[wsxcde]

> In the real number field, additive inverse of a positive real number is indeed the negative of that number. The negative of that number is also obtained by the application of unary negation operator on the positive number.

This is a fact that follows from the definition of +. But + needs to be defined before you can start making assumptions about what the additive inverse is. The set over which the field is defined (Z or R) already contains -3, -2 etc. and -3 * -2 or -3 + -2 needs to be defined when you're constructing the field. It then turns out that -3 is the additive inverse of 3. You can't use this when arguing about the definition of why applying * on negative 2 and negative 3 gives you the result positive 6. Because you need to define * over all members of the field before you construct a field in the first place.

[carloswilson]

> The set over which the field is defined (Z or R)

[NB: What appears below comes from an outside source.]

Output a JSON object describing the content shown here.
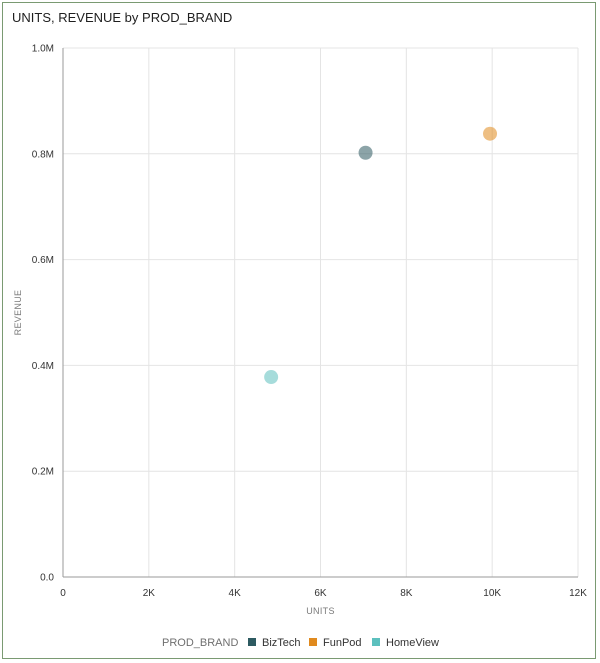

What? The set of all integers, Z, is not a field! R is. But Z isn't. Z is a ring, a commutative ring. I doubt you understand what a field is!

> already contains -3, -2 etc.

Yes, and those elements are literally the additive inverses of their positive counterparts. If you disagree with this, then the numbers -3, -2, etc. literally have no meaning.

> It then turns out that -3 is the additive inverse of 3.

Are you making this all up with your original research or do you have any proper literature written by a professional mathematician to back it up?

[Koshkin]

To be fair, you can have a field that only has integers. For example, Z mod 5 is a field.

[carloswilson]

I am aware. It is typically represented as Z_5. They are called prime fields.

I highly doubt wsxcde meant prime fields in their comment though. wsxcde seemed to be talking about the set of all integers and the set of all real numbers in their comment. Only the latter is a field (and a ring) whereas the former is only a ring.

And (-a)(-b) = ab holds in rings (and thus fields).